Friday, April 3, 2026

Beauty and Innocence in a Damaged World

Artemis II Through a Child’s Eyes

My eleven-year-old is daydreaming about the Moon. Thinking of what stands behind the new flyby, I first wanted to say: “screw the Moon”. But I quickly found myself drawn into the same orbit, quietly following his attention. To share in that excitement is not mere indulgence; it is a small suspension of the closures that accumulate with age. In his fascination, the world remains provisionally open, its limits not yet naturalized, its horizons not yet reduced to administrative or economic feasibility. To accompany him there is not to shield him from reality, but to preserve, within it, a space where other scales of thought and desire can still be rehearsed. I watch him, and in doing so, I am reminded that the world is not yet fully fixed; it can still be imagined differently, held open a little longer, if only from where he stands, before it closes again.

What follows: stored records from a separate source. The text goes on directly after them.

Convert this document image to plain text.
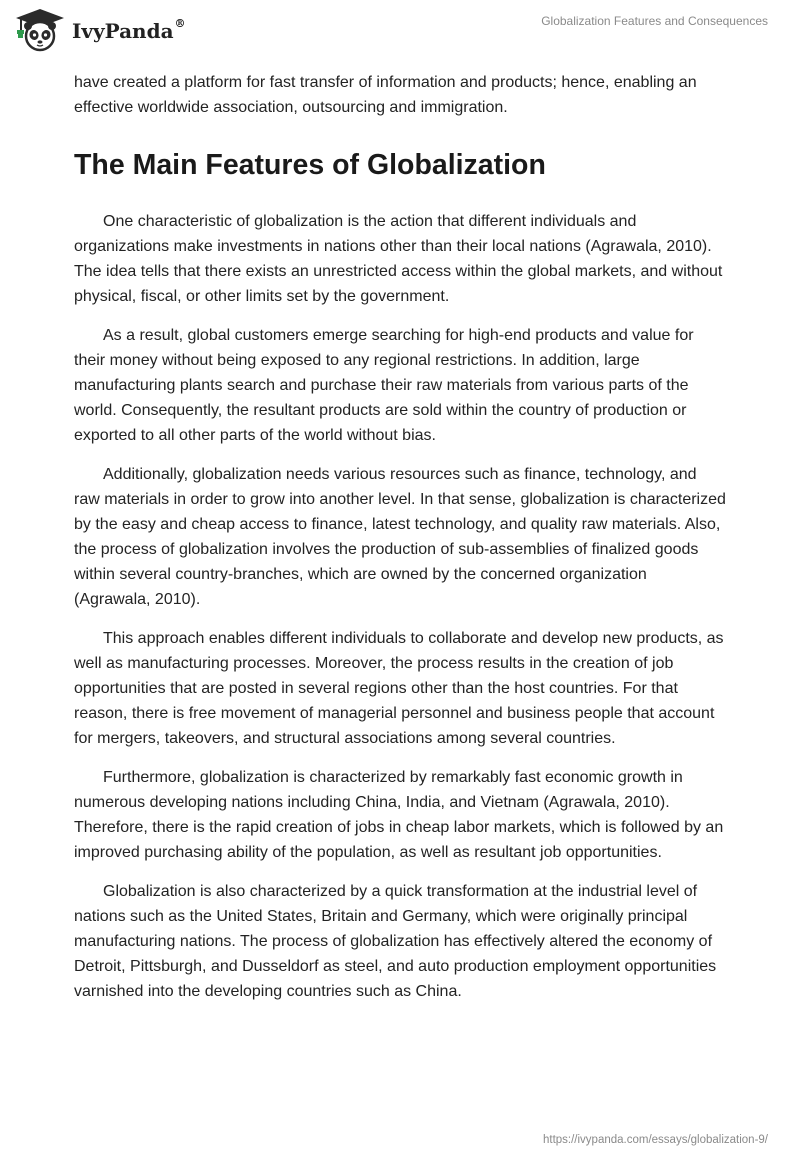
IvyPanda®	Globalization Features and Consequences

have created a platform for fast transfer of information and products; hence, enabling an effective worldwide association, outsourcing and immigration.

The Main Features of Globalization

One characteristic of globalization is the action that different individuals and organizations make investments in nations other than their local nations (Agrawala, 2010). The idea tells that there exists an unrestricted access within the global markets, and without physical, fiscal, or other limits set by the government.

As a result, global customers emerge searching for high-end products and value for their money without being exposed to any regional restrictions. In addition, large manufacturing plants search and purchase their raw materials from various parts of the world. Consequently, the resultant products are sold within the country of production or exported to all other parts of the world without bias.

Additionally, globalization needs various resources such as finance, technology, and raw materials in order to grow into another level. In that sense, globalization is characterized by the easy and cheap access to finance, latest technology, and quality raw materials. Also, the process of globalization involves the production of sub-assemblies of finalized goods within several country-branches, which are owned by the concerned organization (Agrawala, 2010).

This approach enables different individuals to collaborate and develop new products, as well as manufacturing processes. Moreover, the process results in the creation of job opportunities that are posted in several regions other than the host countries. For that reason, there is free movement of managerial personnel and business people that account for mergers, takeovers, and structural associations among several countries.

Furthermore, globalization is characterized by remarkably fast economic growth in numerous developing nations including China, India, and Vietnam (Agrawala, 2010). Therefore, there is the rapid creation of jobs in cheap labor markets, which is followed by an improved purchasing ability of the population, as well as resultant job opportunities.

Globalization is also characterized by a quick transformation at the industrial level of nations such as the United States, Britain and Germany, which were originally principal manufacturing nations. The process of globalization has effectively altered the economy of Detroit, Pittsburgh, and Dusseldorf as steel, and auto production employment opportunities varnished into the developing countries such as China.

https://ivypanda.com/essays/globalization-9/
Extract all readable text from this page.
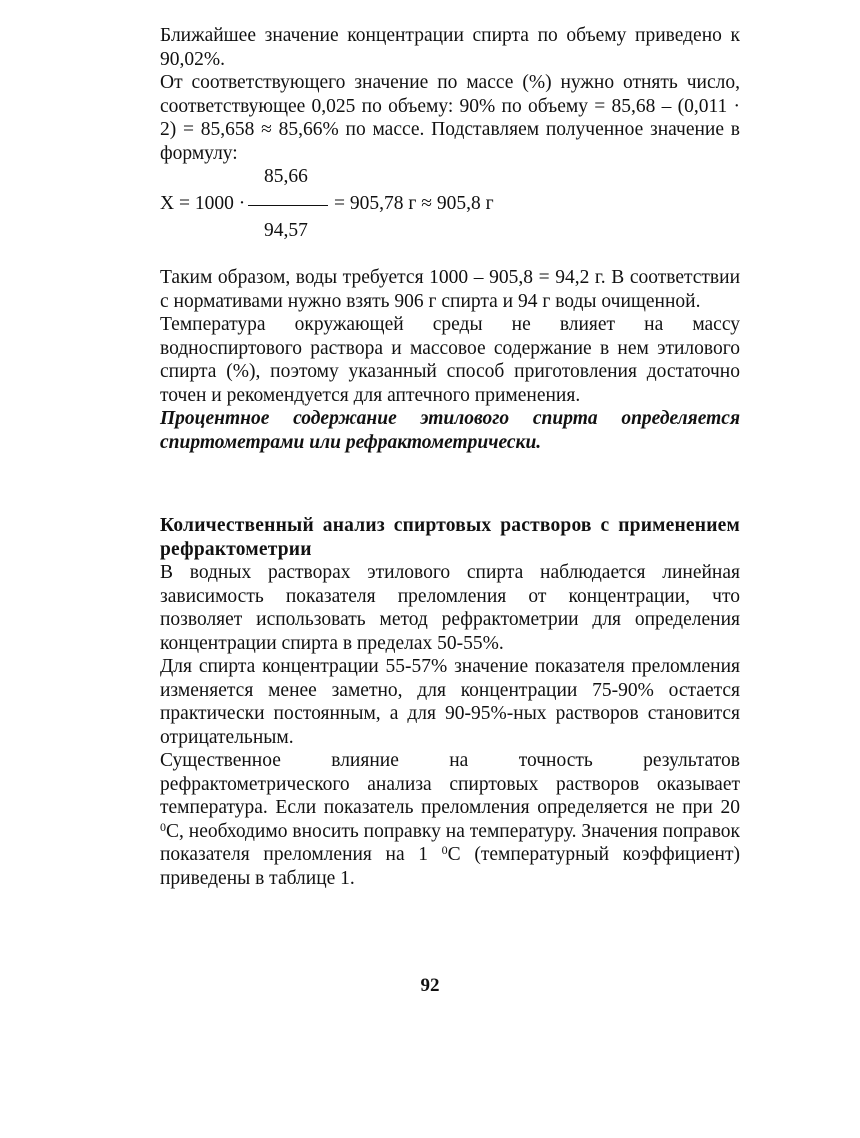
Ближайшее значение концентрации спирта по объему приведено к 90,02%.

От соответствующего значение по массе (%) нужно отнять число, соответствующее 0,025 по объему: 90% по объему = 85,68 – (0,011 · 2) = 85,658 ≈ 85,66% по массе. Подставляем полученное значение в формулу:

85,66
X = 1000 ·	= 905,78 г ≈ 905,8 г
94,57

Таким образом, воды требуется 1000 – 905,8 = 94,2 г. В соответствии с нормативами нужно взять 906 г спирта и 94 г воды очищенной.

Температура окружающей среды не влияет на массу водноспиртового раствора и массовое содержание в нем этилового спирта (%), поэтому указанный способ приготовления достаточно точен и рекомендуется для аптечного применения.

Процентное содержание этилового спирта определяется спиртометрами или рефрактометрически.

Количественный анализ спиртовых растворов с применением рефрактометрии

В водных растворах этилового спирта наблюдается линейная зависимость показателя преломления от концентрации, что позволяет использовать метод рефрактометрии для определения концентрации спирта в пределах 50-55%.

Для спирта концентрации 55-57% значение показателя преломления изменяется менее заметно, для концентрации 75-90% остается практически постоянным, а для 90-95%-ных растворов становится отрицательным.

Существенное влияние на точность результатов рефрактометрического анализа спиртовых растворов оказывает температура. Если показатель преломления определяется не при 20 $^0$С, необходимо вносить поправку на температуру. Значения поправок показателя преломления на 1 $^0$С (температурный коэффициент) приведены в таблице 1.

92
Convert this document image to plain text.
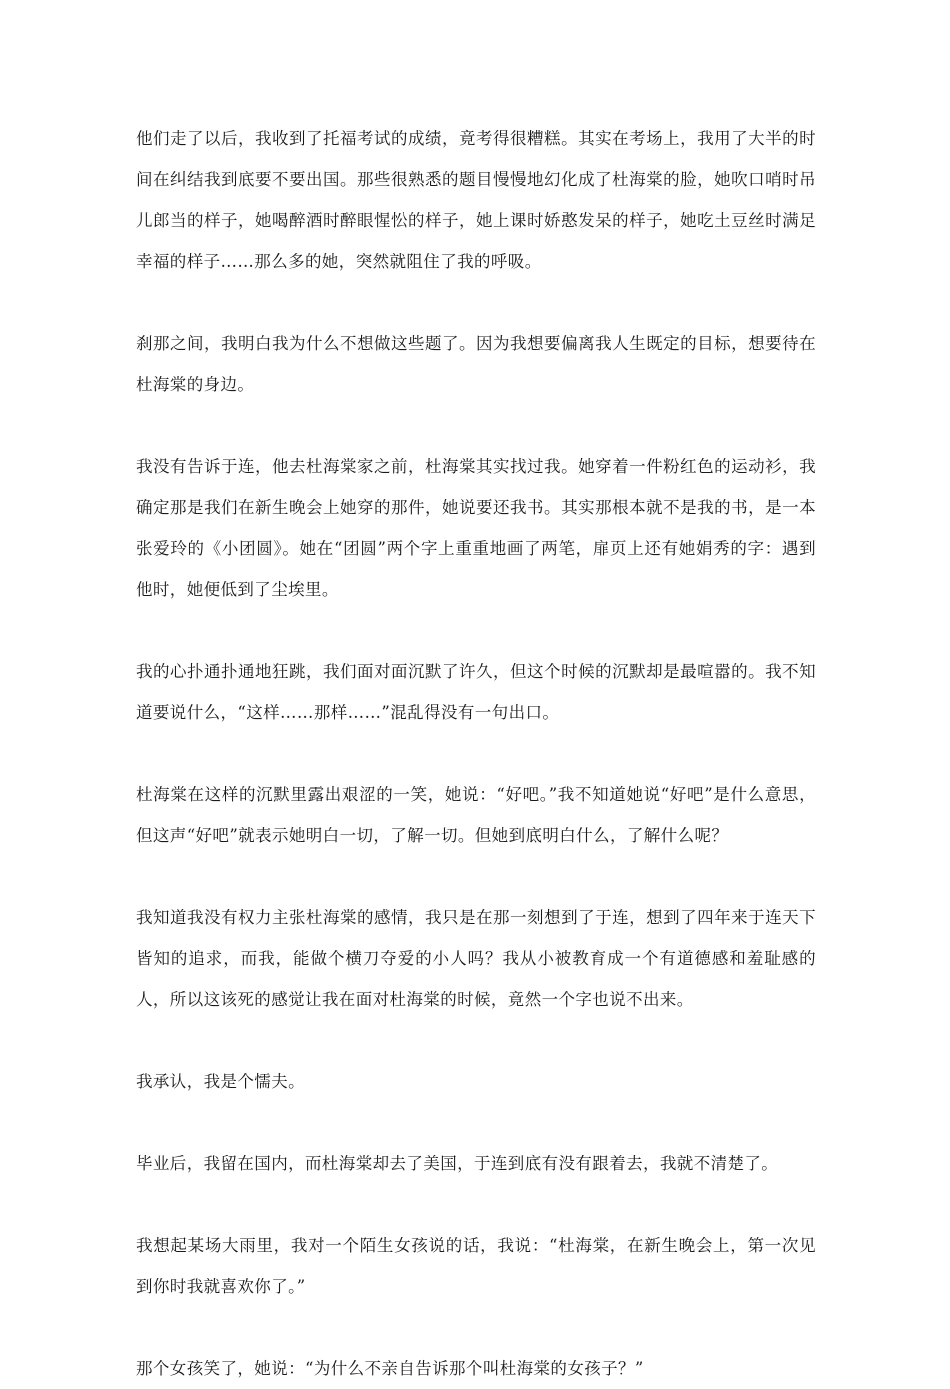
他们走了以后，我收到了托福考试的成绩，竟考得很糟糕。其实在考场上，我用了大半的时间在纠结我到底要不要出国。那些很熟悉的题目慢慢地幻化成了杜海棠的脸，她吹口哨时吊儿郎当的样子，她喝醉酒时醉眼惺忪的样子，她上课时娇憨发呆的样子，她吃土豆丝时满足幸福的样子……那么多的她，突然就阻住了我的呼吸。

刹那之间，我明白我为什么不想做这些题了。因为我想要偏离我人生既定的目标，想要待在杜海棠的身边。

我没有告诉于连，他去杜海棠家之前，杜海棠其实找过我。她穿着一件粉红色的运动衫，我确定那是我们在新生晚会上她穿的那件，她说要还我书。其实那根本就不是我的书，是一本张爱玲的《小团圆》。她在“团圆”两个字上重重地画了两笔，扉页上还有她娟秀的字：遇到他时，她便低到了尘埃里。

我的心扑通扑通地狂跳，我们面对面沉默了许久，但这个时候的沉默却是最喧嚣的。我不知道要说什么，“这样……那样……”混乱得没有一句出口。

杜海棠在这样的沉默里露出艰涩的一笑，她说：“好吧。”我不知道她说“好吧”是什么意思，但这声“好吧”就表示她明白一切，了解一切。但她到底明白什么，了解什么呢？

我知道我没有权力主张杜海棠的感情，我只是在那一刻想到了于连，想到了四年来于连天下皆知的追求，而我，能做个横刀夺爱的小人吗？我从小被教育成一个有道德感和羞耻感的人，所以这该死的感觉让我在面对杜海棠的时候，竟然一个字也说不出来。

我承认，我是个懦夫。

毕业后，我留在国内，而杜海棠却去了美国，于连到底有没有跟着去，我就不清楚了。

我想起某场大雨里，我对一个陌生女孩说的话，我说：“杜海棠，在新生晚会上，第一次见到你时我就喜欢你了。”

那个女孩笑了，她说：“为什么不亲自告诉那个叫杜海棠的女孩子？”
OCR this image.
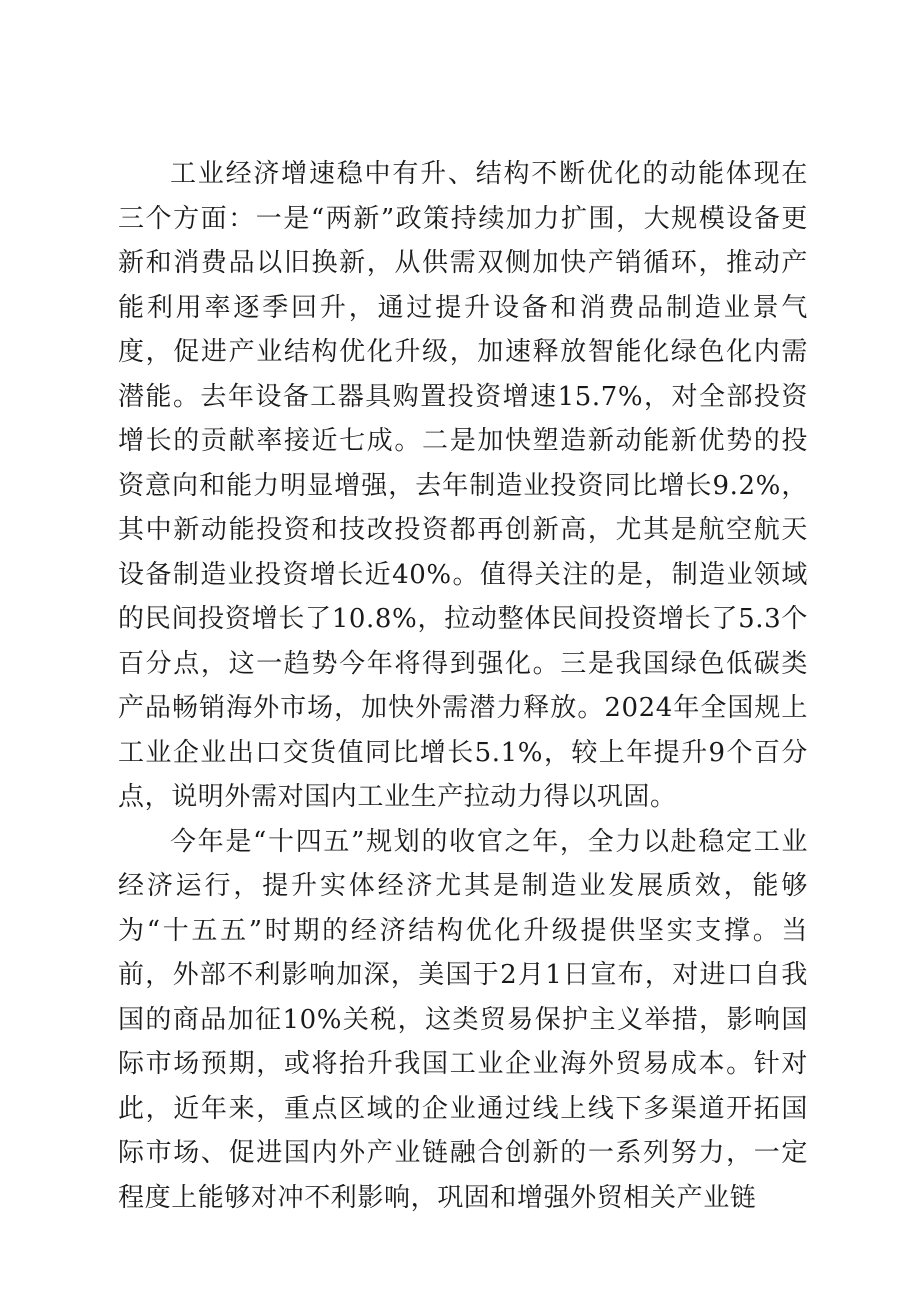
工业经济增速稳中有升、结构不断优化的动能体现在三个方面：一是“两新”政策持续加力扩围，大规模设备更新和消费品以旧换新，从供需双侧加快产销循环，推动产能利用率逐季回升，通过提升设备和消费品制造业景气度，促进产业结构优化升级，加速释放智能化绿色化内需潜能。去年设备工器具购置投资增速15.7%，对全部投资增长的贡献率接近七成。二是加快塑造新动能新优势的投资意向和能力明显增强，去年制造业投资同比增长9.2%，其中新动能投资和技改投资都再创新高，尤其是航空航天设备制造业投资增长近40%。值得关注的是，制造业领域的民间投资增长了10.8%，拉动整体民间投资增长了5.3个百分点，这一趋势今年将得到强化。三是我国绿色低碳类产品畅销海外市场，加快外需潜力释放。2024年全国规上工业企业出口交货值同比增长5.1%，较上年提升9个百分点，说明外需对国内工业生产拉动力得以巩固。

今年是“十四五”规划的收官之年，全力以赴稳定工业经济运行，提升实体经济尤其是制造业发展质效，能够为“十五五”时期的经济结构优化升级提供坚实支撑。当前，外部不利影响加深，美国于2月1日宣布，对进口自我国的商品加征10%关税，这类贸易保护主义举措，影响国际市场预期，或将抬升我国工业企业海外贸易成本。针对此，近年来，重点区域的企业通过线上线下多渠道开拓国际市场、促进国内外产业链融合创新的一系列努力，一定程度上能够对冲不利影响，巩固和增强外贸相关产业链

One can, as Brecht insisted in another context, still speak of beauty amid injustice, but only by striking the dissonant note. The rocket rises, its brightness briefly overwhelming what persists below; the world remains out of joint. The sentiment that “we are all Earthlings” has a certain resonance when viewed from orbit, but it leaves intact the distribution of who is housed, who is protected, and who is left to absorb the shocks – of war, displacement, and an increasingly volatile climate. Many remain exposed. Most always have.

And yet, if he is captivated by Artemis II, this is not something to be corrected by an early introduction to astronomical budgets, geopolitics, and shady corporate agendas. The prospect of space exploration enlarges the field of the imaginable; it continues to project humanity as a single, if abstract, collective. Against a background of utter fragmentation and managed scarcity, this projection carries a utopian charge that exerts a stubborn pull. It offers, however briefly, a standpoint from which identification can exceed borders and circumstances, as if, for a moment, they might be set aside, returning us to Earth under a different description: not as a patchwork of jurisdictions and control, but as a shared and finite habitat, turning slowly in the dark.

As we watch the Moon-bound capsule leave Earth behind, I do not speak to him of the interests that converge on the “peaceful” use of outer space, nor of the familiar actors who debate the extension of property relations beyond the atmosphere. Nor do I pair, alongside the spectacular views, the catalogue of terrestrial emergencies and catastrophes that define the present – fires, floods, and the slow violence of unaffordable housing all of which form the persistent background of adult knowledge and contrast sharply with the pseudo-urgency of revisiting our natural satellite.

Even as we marvel at the mission’s planetary sweep, it remains embedded in political economy. It presupposes (and demonstrates) the existence of extraordinary capacities: vast resources, accumulated knowledge, coordinated institutions, and long planning horizons. “Humanity has once again shown what we are capable of”, said one of the astronauts. The issue, however, is not whether large-scale action is within human reach, but under what conditions, and to what ends, it is undertaken.

The task is not to oppose wonder with critique, nor to sequester critique in order to preserve wonder. Wonder opens the world; it marks the sense that what exists is not exhaustive of what could exist. But left to itself, that impulse is easily folded back into narratives that celebrate capacity while leaving its distribution untouched. If the coordination and ambition required to send humans around the Moon and safely bring them back are clearly within our reach, why are they applied so selectively?

Wonder – what Plato and Aristotle name thaumazein – need not be an escape from reality. It is the threshold of a more exacting engagement with it. I hope my eleven-year-old will continue to look at the Moon with the same openness, holding onto that interruption, even as he begins to see the world’s uneven ground beneath it.